AbbVie’s April 29 earnings will reveal if the company can sustain its beat streak despite declining revenue and EPS. Key focus areas include immunology and oncology franchise growth to offset HUMIRA biosimilar pressure, free cash flow strength supporting the 3.41% dividend, and 2026 guidance. With conservative estimates and a B+ grade reflecting solid fundamentals but high valuations, strong pipeline execution and market share retention are essential to justify current stock prices.

FAQs

What is the EPS estimate for AbbVie’s April 29 earnings?
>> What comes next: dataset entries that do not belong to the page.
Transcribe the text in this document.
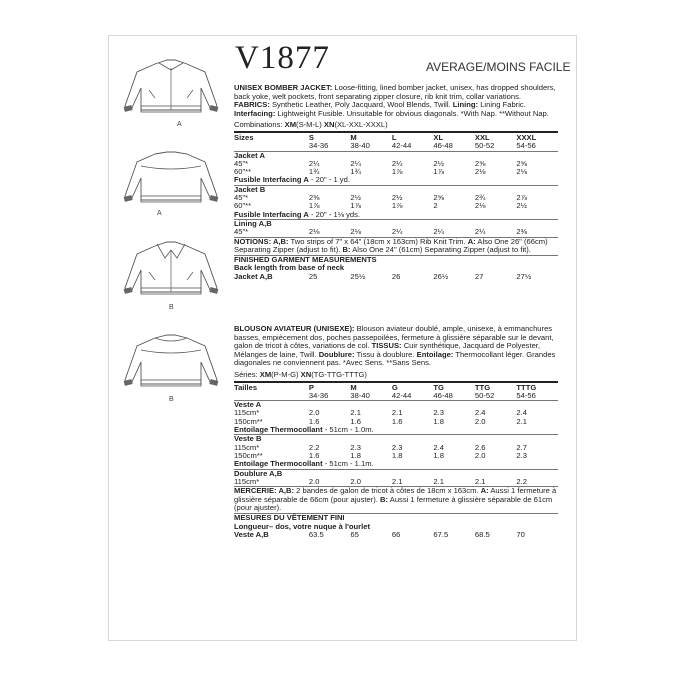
A
A
B
B
V1877	AVERAGE/MOINS FACILE

UNISEX BOMBER JACKET: Loose-fitting, lined bomber jacket, unisex, has dropped shoulders, back yoke, welt pockets, front separating zipper closure, rib knit trim, collar variations. FABRICS: Synthetic Leather, Poly Jacquard, Wool Blends, Twill. Lining: Lining Fabric. Interfacing: Lightweight Fusible. Unsuitable for obvious diagonals. *With Nap. **Without Nap.

Combinations: XM(S-M-L) XN(XL-XXL-XXXL)
Sizes	S	M	L	XL	XXL	XXXL
	34-36	38-40	42-44	46-48	50-52	54-56
Jacket A						
45"*	2¼	2¼	2¼	2½	2⅝	2⅝
60"**	1¾	1¾	1⅞	1⅞	2⅛	2⅛
Fusible Interfacing A - 20" - 1 yd.						
Jacket B						
45"*	2⅜	2½	2½	2⅝	2¾	2⅞
60"**	1⅞	1⅞	1⅞	2	2⅛	2½
Fusible Interfacing A - 20" - 1⅛ yds.						
Lining A,B						
45"*	2⅛	2⅛	2¼	2¼	2¼	2⅜
NOTIONS: A,B: Two strips of 7" x 64" (18cm x 163cm) Rib Knit Trim. A: Also One 26" (66cm) Separating Zipper (adjust to fit). B: Also One 24" (61cm) Separating Zipper (adjust to fit).
FINISHED GARMENT MEASUREMENTS
Back length from base of neck
Jacket A,B	25	25½	26	26½	27	27½

BLOUSON AVIATEUR (UNISEXE): Blouson aviateur doublé, ample, unisexe, à emmanchures basses, empiècement dos, poches passepoilées, fermeture à glissière séparable sur le devant, galon de tricot à côtes, variations de col. TISSUS: Cuir synthétique, Jacquard de Polyester, Mélanges de laine, Twill. Doublure: Tissu à doublure. Entoilage: Thermocollant léger. Grandes diagonales ne conviennent pas. *Avec Sens. **Sans Sens.

Séries: XM(P-M-G) XN(TG-TTG-TTTG)
Tailles	P	M	G	TG	TTG	TTTG
	34-36	38-40	42-44	46-48	50-52	54-56
Veste A						
115cm*	2.0	2.1	2.1	2.3	2.4	2.4
150cm**	1.6	1.6	1.6	1.8	2.0	2.1
Entoilage Thermocollant - 51cm - 1.0m.						
Veste B						
115cm*	2.2	2.3	2.3	2.4	2.6	2.7
150cm**	1.6	1.8	1.8	1.8	2.0	2.3
Entoilage Thermocollant - 51cm - 1.1m.						
Doublure A,B						
115cm*	2.0	2.0	2.1	2.1	2.1	2.2
MERCERIE: A,B: 2 bandes de galon de tricot à côtes de 18cm x 163cm. A: Aussi 1 fermeture à glissière séparable de 66cm (pour ajuster). B: Aussi 1 fermeture à glissière séparable de 61cm (pour ajuster).
MESURES DU VÊTEMENT FINI
Longueur– dos, votre nuque à l'ourlet
Veste A,B	63.5	65	66	67.5	68.5	70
Analysts expect AbbVie to report earnings per share of $2.62 for the first quarter. This represents a 3.3% sequential decline from the prior quarter’s $2.71 actual EPS, reflecting typical pharmaceutical seasonality and HUMIRA biosimilar headwinds.

Has AbbVie beaten earnings estimates recently?

Yes, AbbVie has beaten EPS estimates in three of the last four quarters, demonstrating a 75% beat rate. The company also beat revenue estimates in three of four quarters, suggesting conservative guidance and strong operational execution.

What should investors watch during the earnings call?

Focus on HUMIRA revenue trends, growth rates for SKYRIZI and RINVOQ, free cash flow generation, dividend sustainability, full-year 2026 guidance, and pipeline updates. Product-level performance and management commentary on biosimilar competition are critical.

What does the B+ Meyka AI grade mean for ABBV?

The B+ grade indicates AbbVie is a solid performer relative to peers and the S&P 500, but faces valuation headwinds. The company scores well on fundamentals and analyst consensus but trades at elevated multiples that leave limited room for earnings disappointment.

Is AbbVie’s dividend safe?

AbbVie’s 3.41% dividend yield appears sustainable based on strong free cash flow generation of $10.50 per share trailing twelve months. However, the 2.76x payout ratio is elevated, requiring continued operational excellence to maintain dividend growth.

Disclaimer:

Stock markets involve risks. This content is for informational purposes only. Earnings estimates are analyst projections and not guarantees of actual results. Past performance does not guarantee future results. Meyka AI PTY LTD provides market analysis and data insights, not financial advice. Always conduct your own research and consider consulting a licensed financial advisor.